…especially when you live in a house that you don’t like for multiple reasons.
I currently live with my two parents and my cat. Somehow, my parents thought they needed a two-story house, with four bedrooms and 2.5 bathrooms, for all of us. At the time they had the house built, we had a dog, and I had no idea I would have a cat. I was about to start sixth grade. I didn’t really understand that my parents needed more space for meaningless stuff, and that a “good” neighborhood for them meant one with virtually all white people and churches yards from each other.
Not only do I not like where I am living, I don’t really like my parents either. I honestly wondered when I was younger if I was actually adopted because I seemed so different from my parents and the rest of the family. This is partially due to the fact that I have Asperger’s Syndrome, a form of autism. However, my conception of the world is vastly different from that of my parents. They refuse to learn about my faith, though I have officially “come out” to them about it. My parents aren’t the least bit curious about how I plan to celebrate the Winter Solstice/Yule within my faith.
Due to the suspicion surrounding my Druidry, I must be very careful when I perform rituals and generally do work related to Druidry (such as my Dedicant’s Path work within ADF). If I am working on something “weird,” instead of my parents respecting my choice of reading material, they ask what I am doing.

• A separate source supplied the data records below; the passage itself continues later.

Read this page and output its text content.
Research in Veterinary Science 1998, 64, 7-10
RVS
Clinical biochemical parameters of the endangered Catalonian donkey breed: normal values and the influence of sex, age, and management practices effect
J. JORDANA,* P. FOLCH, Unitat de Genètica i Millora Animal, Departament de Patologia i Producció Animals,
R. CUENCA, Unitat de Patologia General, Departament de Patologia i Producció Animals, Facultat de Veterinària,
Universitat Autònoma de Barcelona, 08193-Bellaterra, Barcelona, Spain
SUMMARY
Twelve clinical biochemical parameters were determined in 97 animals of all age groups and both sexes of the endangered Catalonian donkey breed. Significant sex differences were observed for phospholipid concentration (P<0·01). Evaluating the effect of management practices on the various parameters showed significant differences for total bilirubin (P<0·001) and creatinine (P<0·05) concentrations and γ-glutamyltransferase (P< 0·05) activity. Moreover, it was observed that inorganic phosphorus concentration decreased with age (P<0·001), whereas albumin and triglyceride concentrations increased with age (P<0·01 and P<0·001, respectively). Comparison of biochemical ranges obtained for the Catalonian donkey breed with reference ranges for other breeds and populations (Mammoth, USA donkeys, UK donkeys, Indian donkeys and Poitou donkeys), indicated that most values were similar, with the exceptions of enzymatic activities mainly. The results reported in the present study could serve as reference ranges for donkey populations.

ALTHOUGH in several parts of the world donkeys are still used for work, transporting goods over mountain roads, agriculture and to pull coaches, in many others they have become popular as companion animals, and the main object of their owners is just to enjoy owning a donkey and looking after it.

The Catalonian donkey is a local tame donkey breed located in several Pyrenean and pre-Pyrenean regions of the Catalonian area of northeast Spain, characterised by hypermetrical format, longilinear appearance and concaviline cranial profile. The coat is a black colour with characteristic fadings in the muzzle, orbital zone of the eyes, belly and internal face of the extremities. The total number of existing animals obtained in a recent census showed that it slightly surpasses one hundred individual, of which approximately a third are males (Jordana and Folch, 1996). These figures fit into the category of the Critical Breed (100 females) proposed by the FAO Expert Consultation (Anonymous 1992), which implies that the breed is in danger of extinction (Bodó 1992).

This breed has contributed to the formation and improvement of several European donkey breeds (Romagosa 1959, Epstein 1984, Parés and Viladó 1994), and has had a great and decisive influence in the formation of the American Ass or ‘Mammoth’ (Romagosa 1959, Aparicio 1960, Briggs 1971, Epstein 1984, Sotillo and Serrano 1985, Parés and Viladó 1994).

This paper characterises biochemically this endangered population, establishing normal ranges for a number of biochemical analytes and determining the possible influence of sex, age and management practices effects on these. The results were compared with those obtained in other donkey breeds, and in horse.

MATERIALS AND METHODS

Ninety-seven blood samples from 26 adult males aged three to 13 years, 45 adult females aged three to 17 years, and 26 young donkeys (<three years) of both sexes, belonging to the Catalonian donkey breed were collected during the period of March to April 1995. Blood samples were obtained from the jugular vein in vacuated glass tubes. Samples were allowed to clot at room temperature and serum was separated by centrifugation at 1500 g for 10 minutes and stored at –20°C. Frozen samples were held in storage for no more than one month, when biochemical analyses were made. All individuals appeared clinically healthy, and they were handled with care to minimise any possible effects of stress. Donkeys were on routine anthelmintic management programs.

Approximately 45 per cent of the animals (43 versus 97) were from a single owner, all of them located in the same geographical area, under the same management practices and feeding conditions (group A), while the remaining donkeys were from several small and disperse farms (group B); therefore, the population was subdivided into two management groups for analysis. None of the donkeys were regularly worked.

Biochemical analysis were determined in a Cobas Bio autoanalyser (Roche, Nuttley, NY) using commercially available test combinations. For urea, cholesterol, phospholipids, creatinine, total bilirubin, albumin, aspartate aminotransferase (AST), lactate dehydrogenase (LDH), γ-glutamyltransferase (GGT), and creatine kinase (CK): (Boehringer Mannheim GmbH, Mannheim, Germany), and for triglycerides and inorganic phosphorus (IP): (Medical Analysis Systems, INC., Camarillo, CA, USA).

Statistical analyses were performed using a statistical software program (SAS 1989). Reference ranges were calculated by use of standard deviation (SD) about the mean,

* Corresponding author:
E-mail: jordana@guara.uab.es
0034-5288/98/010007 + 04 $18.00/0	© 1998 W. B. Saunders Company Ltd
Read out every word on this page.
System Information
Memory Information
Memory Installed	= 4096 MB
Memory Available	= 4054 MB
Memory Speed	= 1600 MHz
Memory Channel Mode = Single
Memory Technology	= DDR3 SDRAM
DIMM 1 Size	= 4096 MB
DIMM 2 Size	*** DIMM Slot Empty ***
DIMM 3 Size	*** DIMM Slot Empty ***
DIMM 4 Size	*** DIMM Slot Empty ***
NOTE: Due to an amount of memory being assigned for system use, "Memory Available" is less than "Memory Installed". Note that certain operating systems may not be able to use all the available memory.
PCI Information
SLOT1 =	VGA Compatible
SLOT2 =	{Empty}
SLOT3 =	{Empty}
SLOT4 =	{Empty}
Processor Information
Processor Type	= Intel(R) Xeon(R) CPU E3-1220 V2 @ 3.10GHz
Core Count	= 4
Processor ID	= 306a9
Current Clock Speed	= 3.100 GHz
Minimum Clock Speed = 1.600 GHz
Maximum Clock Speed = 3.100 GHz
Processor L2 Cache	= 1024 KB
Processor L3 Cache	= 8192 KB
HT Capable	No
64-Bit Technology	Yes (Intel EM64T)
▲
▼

I cannot perform rituals in my room when they are home, for the simple fact that I have a door with no lock. I have had no lock on my door since I was a child at the old house because I would lock myself in my room whenever I was angry or my parents wouldn’t leave me alone (when I was very little). This has carried over into my adult life at my parents’ house, unfortunately. There is always the chance that someone will get suspicious that the door is shut and open the door without bothering to knock. Even when my fiance comes over, the door is to be left open (not to mention we can’t even sleep in the same bed if we’re in a hotel room with my parents).
Druidry is also hard when you don’t have a driver’s license. My fiance doesn’t have one either. We are both just too terrified I guess. I can’t ask to go to the local “New Age” shops because my mother will refuse to take me. Also, the bus system in my county is virtually nonexistent. I also can’t randomly ask to go to a friend’s house to perform a ritual or something because I normally don’t get out much (this is mostly due to the lack of a good bus system).
My parents (especially my mother) think I should be a homemaker or something who just keeps house all day. My mom will ask me to do things like run the dishwasher or do laundry over the next couple weeks because I’m done with my semester. My parents obviously don’t think I have anything else to do, when I could be reading about Paganism or working on the DP. They also don’t understand that I don’t want to be the typical wife who just keeps house for her husband and all of that. My fiance actually likes to cook, and has agreed to help me with things like laundry and keeping our home clean.
I guess my point is that a lot of you Pagans and Druids out there are lucky to either be living with people who respect and tolerate your faith or are living alone. I would love to be able to decorate for the High Days, but I must do so indirectly or else I will get asked about it, leading to an explanation that will just be ignored in the long run. I would also love to be able to do rituals in peace and know I won’t be disturbed by someone coming home early, or taking the day off, or whatever.